Now, both CNBC and the Wall Street Journal are confirming that T-Mobile and Sprint have restarted merger talks. It is not known who was the initiating party this time around, but Sprint is seemingly in dire straight these days as its bleeds customers and attempts to raise capital to build out its nationwide wireless network.
When the second deal fell through back in November 2017, Sprint shares cratered while T-Mobile held firm. Today, when news broke of a third attempt at a merger, Sprint shares soared over 20 percent, while T-Mobile shares rose around 7 percent. The market is definitely receptive to the idea of strong third-place wireless competitor comprised of T-Mobile and Sprint, and it would definitely give loud mouth CEO John Legere something to crow about if the merger were to somehow make it through this time around.

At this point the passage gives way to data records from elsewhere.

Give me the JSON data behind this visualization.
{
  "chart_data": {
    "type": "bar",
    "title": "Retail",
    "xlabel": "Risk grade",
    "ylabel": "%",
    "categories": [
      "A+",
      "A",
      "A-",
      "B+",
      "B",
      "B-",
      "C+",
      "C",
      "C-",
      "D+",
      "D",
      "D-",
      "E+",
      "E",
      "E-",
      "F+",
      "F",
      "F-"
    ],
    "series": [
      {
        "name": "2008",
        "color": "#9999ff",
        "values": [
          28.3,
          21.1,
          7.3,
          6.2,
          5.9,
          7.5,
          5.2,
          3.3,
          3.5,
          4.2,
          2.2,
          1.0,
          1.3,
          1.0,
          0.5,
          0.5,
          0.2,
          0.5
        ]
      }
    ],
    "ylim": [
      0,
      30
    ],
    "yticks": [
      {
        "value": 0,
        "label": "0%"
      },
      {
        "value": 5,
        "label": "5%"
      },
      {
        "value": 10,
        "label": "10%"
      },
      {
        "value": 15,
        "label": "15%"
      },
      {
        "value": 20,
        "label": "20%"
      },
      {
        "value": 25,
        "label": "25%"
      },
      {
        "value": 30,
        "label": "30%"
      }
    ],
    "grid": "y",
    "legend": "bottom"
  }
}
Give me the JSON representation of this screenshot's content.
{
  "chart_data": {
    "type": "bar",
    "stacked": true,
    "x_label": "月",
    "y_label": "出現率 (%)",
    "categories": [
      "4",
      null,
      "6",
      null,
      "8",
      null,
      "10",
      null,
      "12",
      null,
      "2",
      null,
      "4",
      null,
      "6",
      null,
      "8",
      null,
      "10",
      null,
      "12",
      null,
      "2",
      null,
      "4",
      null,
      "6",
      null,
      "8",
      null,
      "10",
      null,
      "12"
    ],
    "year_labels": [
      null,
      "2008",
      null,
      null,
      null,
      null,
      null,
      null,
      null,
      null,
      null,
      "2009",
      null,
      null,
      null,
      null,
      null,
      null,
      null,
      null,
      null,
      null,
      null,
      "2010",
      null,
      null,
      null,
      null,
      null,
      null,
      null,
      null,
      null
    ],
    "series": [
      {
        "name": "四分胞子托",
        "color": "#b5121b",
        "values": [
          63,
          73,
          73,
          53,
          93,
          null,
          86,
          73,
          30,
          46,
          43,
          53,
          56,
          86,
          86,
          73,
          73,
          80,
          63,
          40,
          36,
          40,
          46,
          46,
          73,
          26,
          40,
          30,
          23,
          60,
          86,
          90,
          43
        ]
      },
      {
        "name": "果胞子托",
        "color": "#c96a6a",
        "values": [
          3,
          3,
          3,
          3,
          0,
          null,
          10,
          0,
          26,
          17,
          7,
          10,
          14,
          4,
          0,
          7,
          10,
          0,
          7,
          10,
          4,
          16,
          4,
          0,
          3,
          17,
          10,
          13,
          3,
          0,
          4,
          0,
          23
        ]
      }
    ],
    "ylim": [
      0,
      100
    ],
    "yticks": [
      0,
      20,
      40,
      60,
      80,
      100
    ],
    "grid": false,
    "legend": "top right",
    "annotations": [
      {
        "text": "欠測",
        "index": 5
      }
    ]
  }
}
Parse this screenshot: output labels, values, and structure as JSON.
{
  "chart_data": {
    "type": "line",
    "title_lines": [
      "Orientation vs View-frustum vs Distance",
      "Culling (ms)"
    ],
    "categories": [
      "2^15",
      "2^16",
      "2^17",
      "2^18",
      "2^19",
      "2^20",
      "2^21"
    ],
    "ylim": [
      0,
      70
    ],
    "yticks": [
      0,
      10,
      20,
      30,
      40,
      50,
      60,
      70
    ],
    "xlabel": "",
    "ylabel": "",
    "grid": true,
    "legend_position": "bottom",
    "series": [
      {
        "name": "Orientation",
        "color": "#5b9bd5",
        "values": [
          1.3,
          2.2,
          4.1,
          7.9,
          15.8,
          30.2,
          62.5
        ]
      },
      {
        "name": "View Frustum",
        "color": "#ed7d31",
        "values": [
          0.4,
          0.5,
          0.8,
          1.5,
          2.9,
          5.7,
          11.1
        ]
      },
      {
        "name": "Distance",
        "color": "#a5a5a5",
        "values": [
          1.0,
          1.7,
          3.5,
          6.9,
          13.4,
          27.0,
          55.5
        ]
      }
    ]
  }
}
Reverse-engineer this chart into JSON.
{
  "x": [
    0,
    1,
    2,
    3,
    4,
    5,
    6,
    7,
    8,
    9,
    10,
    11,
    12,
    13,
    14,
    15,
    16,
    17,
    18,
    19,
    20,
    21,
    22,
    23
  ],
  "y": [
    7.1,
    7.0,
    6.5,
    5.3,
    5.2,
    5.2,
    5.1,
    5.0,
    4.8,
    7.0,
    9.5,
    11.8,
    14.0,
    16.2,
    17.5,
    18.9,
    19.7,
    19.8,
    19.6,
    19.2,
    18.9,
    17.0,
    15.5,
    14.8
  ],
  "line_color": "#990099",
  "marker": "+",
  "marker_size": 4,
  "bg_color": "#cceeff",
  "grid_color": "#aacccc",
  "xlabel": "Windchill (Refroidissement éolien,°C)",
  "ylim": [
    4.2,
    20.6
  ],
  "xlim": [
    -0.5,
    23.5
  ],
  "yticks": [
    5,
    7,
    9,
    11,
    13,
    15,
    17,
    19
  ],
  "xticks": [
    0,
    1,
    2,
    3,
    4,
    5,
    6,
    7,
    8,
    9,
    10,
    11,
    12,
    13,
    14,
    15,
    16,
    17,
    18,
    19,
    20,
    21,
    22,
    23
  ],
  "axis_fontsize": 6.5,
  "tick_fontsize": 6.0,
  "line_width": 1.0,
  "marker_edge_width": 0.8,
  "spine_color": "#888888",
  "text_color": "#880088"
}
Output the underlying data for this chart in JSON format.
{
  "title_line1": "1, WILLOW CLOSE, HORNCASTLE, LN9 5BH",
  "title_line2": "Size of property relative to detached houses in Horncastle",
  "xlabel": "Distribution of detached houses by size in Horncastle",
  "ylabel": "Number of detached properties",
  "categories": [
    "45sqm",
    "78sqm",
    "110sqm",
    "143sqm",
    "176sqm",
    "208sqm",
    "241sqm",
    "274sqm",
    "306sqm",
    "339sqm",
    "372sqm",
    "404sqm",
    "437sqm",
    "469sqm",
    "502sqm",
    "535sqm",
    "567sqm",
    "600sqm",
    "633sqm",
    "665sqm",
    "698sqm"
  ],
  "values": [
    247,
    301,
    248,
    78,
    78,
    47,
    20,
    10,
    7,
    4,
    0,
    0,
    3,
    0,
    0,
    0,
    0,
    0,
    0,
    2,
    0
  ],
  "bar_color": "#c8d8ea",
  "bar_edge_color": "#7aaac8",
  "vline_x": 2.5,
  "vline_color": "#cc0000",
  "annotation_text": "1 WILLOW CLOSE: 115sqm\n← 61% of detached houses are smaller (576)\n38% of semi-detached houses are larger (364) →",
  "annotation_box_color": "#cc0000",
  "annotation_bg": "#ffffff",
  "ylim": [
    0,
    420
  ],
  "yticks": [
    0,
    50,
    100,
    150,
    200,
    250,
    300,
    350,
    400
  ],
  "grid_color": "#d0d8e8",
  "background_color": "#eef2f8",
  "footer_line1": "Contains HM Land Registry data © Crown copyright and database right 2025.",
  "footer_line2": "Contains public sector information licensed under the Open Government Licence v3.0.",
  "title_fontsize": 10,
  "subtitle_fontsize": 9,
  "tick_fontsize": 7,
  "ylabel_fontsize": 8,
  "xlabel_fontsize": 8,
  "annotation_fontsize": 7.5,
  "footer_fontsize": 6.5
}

"The prospect of combining with Sprint has been compelling for a variety of reasons, including the potential to create significant benefits for consumers and value for shareholders,” said Legere back in November. “However, we have been clear all along that a deal with anyone will have to result in superior long-term value for T-Mobile’s shareholders compared to our outstanding stand-alone performance and track record.”
Germany telecommunications firm Deutsche Telekom owns 63 percent of T-Mobile, while Japan-based SoftBank owns an 85 percent interest in Sprint. The multinational tie-up with vastly different managing styles has twice complicated the marriage of the two companies. The failure of the second deal in November was reportedly due to an inability to come to an agreement on who would lead the company.
We don't have a dog in this race, but it seems undeniable that Legere, whose exuberant foul-mouthed commentary and a penchant for bashing rivals Verizon and AT&T, has managed to turn around T-Mobile's fortunes and offer attractive promotions that have helped increase its subscriber base. He seems like the perfect fit to continue leading the combined company.